Flores-Muñoz had thrown his support to Hickenlooper during the election; he says he'd implored friends and family to vote for the former brewpub owner. As thanks for his support, he was part of Hickenlooper's virtual swearing-in ceremony to the U.S. Senate.
But now he feels betrayed.
Alejandro Flores-Muñoz was Denver's first official DACA recipient to get a business license from the city.
Courtesy of Stokes Poké
"It's a slap in the face," Flores-Muñoz says. "We put our trust in people who look to our community for support during elections time and time again. And so many times, we're disappointed. But this was done by someone who pledged support to our cause. This time, after I felt disappointed, I felt anger and betrayal."

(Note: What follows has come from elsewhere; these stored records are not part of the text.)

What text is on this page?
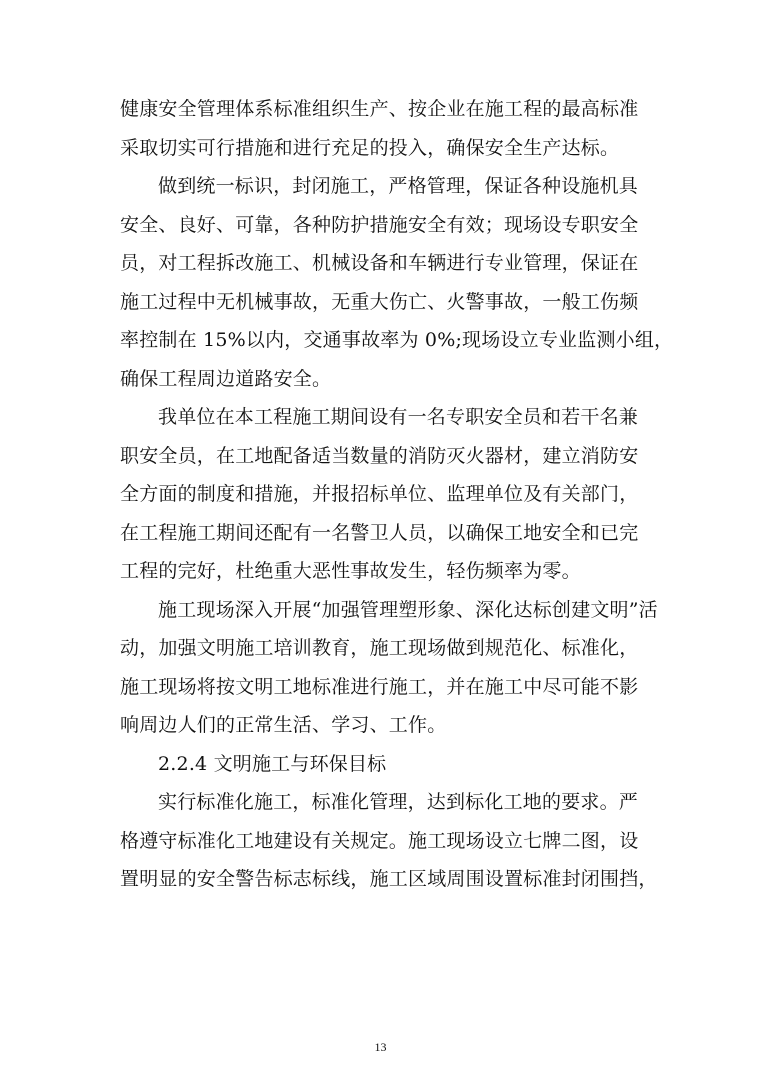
健康安全管理体系标准组织生产、按企业在施工程的最高标准
采取切实可行措施和进行充足的投入，确保安全生产达标。
做到统一标识，封闭施工，严格管理，保证各种设施机具
安全、良好、可靠，各种防护措施安全有效；现场设专职安全
员，对工程拆改施工、机械设备和车辆进行专业管理，保证在
施工过程中无机械事故，无重大伤亡、火警事故，一般工伤频
率控制在 15%以内，交通事故率为 0%;现场设立专业监测小组，
确保工程周边道路安全。
我单位在本工程施工期间设有一名专职安全员和若干名兼
职安全员，在工地配备适当数量的消防灭火器材，建立消防安
全方面的制度和措施，并报招标单位、监理单位及有关部门，
在工程施工期间还配有一名警卫人员，以确保工地安全和已完
工程的完好，杜绝重大恶性事故发生，轻伤频率为零。
施工现场深入开展“加强管理塑形象、深化达标创建文明”活
动，加强文明施工培训教育，施工现场做到规范化、标准化，
施工现场将按文明工地标准进行施工，并在施工中尽可能不影
响周边人们的正常生活、学习、工作。
2.2.4 文明施工与环保目标
实行标准化施工，标准化管理，达到标化工地的要求。严
格遵守标准化工地建设有关规定。施工现场设立七牌二图，设
置明显的安全警告标志标线，施工区域周围设置标准封闭围挡，
13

Flores-Muñoz does far more in Denver than serve poke; he's worked for nonprofit organizations, launched businesses (his latest is a ghost kitchen called Combi Taco), hosted online forums about entrepreneurship for undocumented immigrants, and written a book called No Papers No Fear: You Can Do Business Here
. As a DACA dreamer who was brought to the U.S. from Mexico, he currently has no path to citizenship, but he lives and works here legally and pays taxes.

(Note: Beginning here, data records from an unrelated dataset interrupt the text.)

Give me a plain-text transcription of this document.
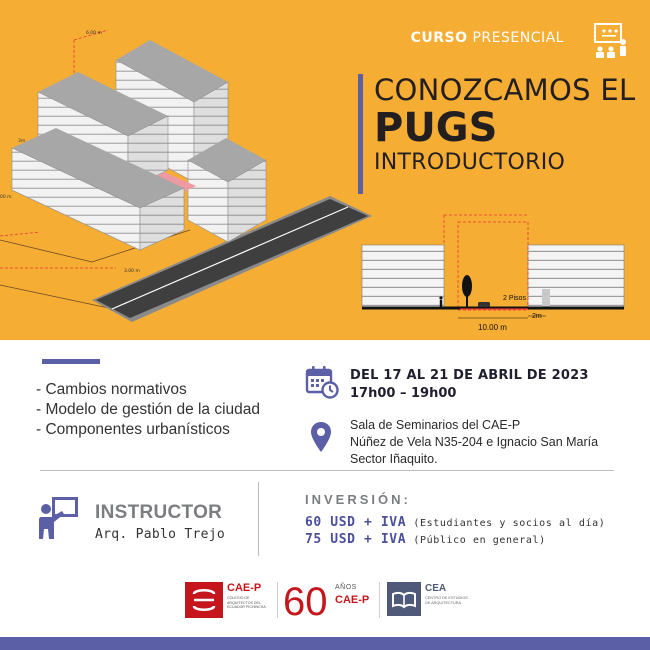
6.00 m
3m
00 m
3.00 m
2 Pisos
10.00 m
2m
CURSO PRESENCIAL
CONOZCAMOS EL
PUGS
INTRODUCTORIO
- Cambios normativos
- Modelo de gestión de la ciudad
- Componentes urbanísticos
DEL 17 AL 21 DE ABRIL DE 2023
17h00 – 19h00
Sala de Seminarios del CAE-P
Núñez de Vela N35-204 e Ignacio San María
Sector Iñaquito.
INSTRUCTOR
Arq. Pablo Trejo
INVERSIÓN:
60 USD + IVA (Estudiantes y socios al día)
75 USD + IVA (Público en general)
CAE-P
COLEGIO DE ARQUITECTOS DEL ECUADOR PICHINCHA 60 AÑOS
CAE-P
CEA
CENTRO DE ESTUDIOS DE ARQUITECTURA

But many other immigrants in his position haven't been as fortunate. some, including Flores-Muñoz's own mom, have been able to work legally and pay taxes by setting up an Individual Taxpayer Identification number, even if they can't get a Social Security number. But these are the kind of people the amendment Hickenlooper voted for targets, says Flores-Muñoz: "These are people who pay income tax and sales tax."
Beyond penalizing immigrants who are trying to earn a living, the amendment is dangerous in its wording, he adds, because it uses the phrase "illegal immigrant."
As Flores-Muñoz points out: "This is playing into the rhetoric that has been used to attack us for so long. And not only do we pay taxes, but we can't get health care and other social services."
Flores-Muñoz says he has reached out to Hickenlooper's staff to see if he can have a meeting with the senator to ask why he sided with Republicans on the amendment, but he's not holding out hope that the meeting will happen.
"We're being undermined as a community with political power," he concludes. "I don't think this will be forgiven by me or my community. We won't be undermined again."